"A 72 is not that shabby," the 56-year-old Langer said.
Not shabby at all, though the Masters is the one major championship where older players tend to do well. Jack Nicklaus finished in a tie for sixth here at the age of 58 in 1998, while Couples always seems to be hanging around the lead in the early rounds.
Power still counts, but sometimes the older players can make up for it by knowing where to put the ball and being crafty.
"It's hard for anyone. There are a lot of young guys that can hit the ball a long ways," said Jimenez, who was 4 under and in the lead before making bogey on No. 11 and double on 12 after hitting it in the water. "I don't hit the ball that far, but I hit it and it goes straight to the flag, you know.
"It's nice to see that I'm being competitive with all the guys."
The tricky little Par-3 12th at Augusta National played tougher than it has in years.
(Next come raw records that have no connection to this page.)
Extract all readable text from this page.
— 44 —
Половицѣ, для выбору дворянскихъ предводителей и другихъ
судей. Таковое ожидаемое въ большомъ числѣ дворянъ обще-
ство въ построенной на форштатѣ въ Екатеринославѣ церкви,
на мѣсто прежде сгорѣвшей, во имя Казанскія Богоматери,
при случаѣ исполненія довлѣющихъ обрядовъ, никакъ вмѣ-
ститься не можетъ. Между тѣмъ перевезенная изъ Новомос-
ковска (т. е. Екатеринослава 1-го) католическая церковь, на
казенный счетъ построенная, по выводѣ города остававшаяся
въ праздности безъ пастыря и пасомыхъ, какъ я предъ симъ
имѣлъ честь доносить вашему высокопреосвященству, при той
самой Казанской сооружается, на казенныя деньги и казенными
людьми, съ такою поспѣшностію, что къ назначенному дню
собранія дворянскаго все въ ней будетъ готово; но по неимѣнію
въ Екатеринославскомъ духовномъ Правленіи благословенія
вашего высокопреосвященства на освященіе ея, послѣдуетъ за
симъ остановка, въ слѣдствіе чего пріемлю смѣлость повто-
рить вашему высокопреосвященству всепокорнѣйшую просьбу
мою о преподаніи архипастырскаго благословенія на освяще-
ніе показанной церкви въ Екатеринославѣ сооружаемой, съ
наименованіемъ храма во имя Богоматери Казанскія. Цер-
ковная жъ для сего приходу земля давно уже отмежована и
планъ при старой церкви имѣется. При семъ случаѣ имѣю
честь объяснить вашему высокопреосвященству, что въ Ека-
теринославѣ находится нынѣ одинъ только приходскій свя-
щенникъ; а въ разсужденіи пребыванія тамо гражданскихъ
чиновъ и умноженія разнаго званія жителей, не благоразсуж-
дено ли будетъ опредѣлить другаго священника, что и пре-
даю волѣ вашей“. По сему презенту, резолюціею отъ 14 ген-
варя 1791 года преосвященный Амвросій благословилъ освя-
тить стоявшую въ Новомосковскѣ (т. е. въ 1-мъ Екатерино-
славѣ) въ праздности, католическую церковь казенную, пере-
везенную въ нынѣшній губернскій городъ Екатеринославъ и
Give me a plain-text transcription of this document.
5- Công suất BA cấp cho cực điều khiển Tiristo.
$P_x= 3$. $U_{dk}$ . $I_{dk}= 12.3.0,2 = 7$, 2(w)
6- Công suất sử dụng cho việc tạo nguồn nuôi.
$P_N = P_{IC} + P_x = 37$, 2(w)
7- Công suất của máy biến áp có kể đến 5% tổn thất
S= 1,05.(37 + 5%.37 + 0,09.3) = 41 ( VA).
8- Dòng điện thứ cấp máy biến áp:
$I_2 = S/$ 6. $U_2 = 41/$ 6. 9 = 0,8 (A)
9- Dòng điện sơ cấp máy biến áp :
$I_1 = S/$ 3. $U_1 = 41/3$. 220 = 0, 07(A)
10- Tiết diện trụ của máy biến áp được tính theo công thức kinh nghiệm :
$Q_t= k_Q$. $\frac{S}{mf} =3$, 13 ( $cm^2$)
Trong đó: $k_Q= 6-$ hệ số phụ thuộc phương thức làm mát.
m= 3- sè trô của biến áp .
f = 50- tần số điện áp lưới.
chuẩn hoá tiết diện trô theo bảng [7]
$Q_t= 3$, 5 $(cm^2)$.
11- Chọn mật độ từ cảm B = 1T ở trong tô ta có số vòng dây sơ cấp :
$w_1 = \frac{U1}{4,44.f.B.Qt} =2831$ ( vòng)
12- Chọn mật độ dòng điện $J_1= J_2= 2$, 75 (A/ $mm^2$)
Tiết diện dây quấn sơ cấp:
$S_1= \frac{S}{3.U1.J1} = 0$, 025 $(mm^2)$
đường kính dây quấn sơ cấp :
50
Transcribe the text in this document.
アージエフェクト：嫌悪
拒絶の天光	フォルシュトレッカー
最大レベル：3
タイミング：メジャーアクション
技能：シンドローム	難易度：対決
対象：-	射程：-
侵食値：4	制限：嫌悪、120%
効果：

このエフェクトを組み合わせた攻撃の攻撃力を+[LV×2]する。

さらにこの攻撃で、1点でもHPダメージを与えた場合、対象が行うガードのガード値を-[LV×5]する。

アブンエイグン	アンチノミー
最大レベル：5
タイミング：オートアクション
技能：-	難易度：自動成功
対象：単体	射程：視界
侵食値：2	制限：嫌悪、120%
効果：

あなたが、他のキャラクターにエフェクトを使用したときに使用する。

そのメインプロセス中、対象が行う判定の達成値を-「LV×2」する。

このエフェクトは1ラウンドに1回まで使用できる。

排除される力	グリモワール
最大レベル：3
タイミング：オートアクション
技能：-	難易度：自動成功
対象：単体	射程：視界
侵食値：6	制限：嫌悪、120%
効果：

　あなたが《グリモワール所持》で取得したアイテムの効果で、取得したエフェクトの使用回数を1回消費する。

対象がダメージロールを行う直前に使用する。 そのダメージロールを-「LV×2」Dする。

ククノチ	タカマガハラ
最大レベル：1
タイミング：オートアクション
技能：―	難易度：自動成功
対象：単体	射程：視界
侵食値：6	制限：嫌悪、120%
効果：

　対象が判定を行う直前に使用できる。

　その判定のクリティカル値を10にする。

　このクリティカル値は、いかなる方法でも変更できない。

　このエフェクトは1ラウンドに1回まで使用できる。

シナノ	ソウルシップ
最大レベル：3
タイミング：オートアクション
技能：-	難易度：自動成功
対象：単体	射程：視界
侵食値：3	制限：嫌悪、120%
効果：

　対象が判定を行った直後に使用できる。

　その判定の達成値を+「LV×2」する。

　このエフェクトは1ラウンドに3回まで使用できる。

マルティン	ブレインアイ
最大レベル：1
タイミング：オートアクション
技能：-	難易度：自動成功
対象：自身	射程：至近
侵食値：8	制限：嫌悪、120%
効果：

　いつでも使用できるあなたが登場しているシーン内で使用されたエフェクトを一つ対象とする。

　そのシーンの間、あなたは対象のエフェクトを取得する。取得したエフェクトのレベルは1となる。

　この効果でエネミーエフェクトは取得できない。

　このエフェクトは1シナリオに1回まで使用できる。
The 155-yard hole, which has water and a bunker in front, proved to be the second-hardest on the course in the opening round Thursday. Nicknamed "Golden Bell," the hole yielded six birdies, 56 pars, 26 bogeys, six doubles and three triples. The only hole tougher was the par-4 No. 11. The last time the 12th played as hard was 2009.
It was the only blemish on defending champion Adam Scott's scorecard.
Luke Donald's 7-over 79 his highest score ever at the Masters included a two-stroke penalty.
After Donald left his third shot in a green-side bunker at par-4 ninth, he grounded his club before his next stroke. That incurred a two-stroke penalty that left him with a quadruple-bogey 8.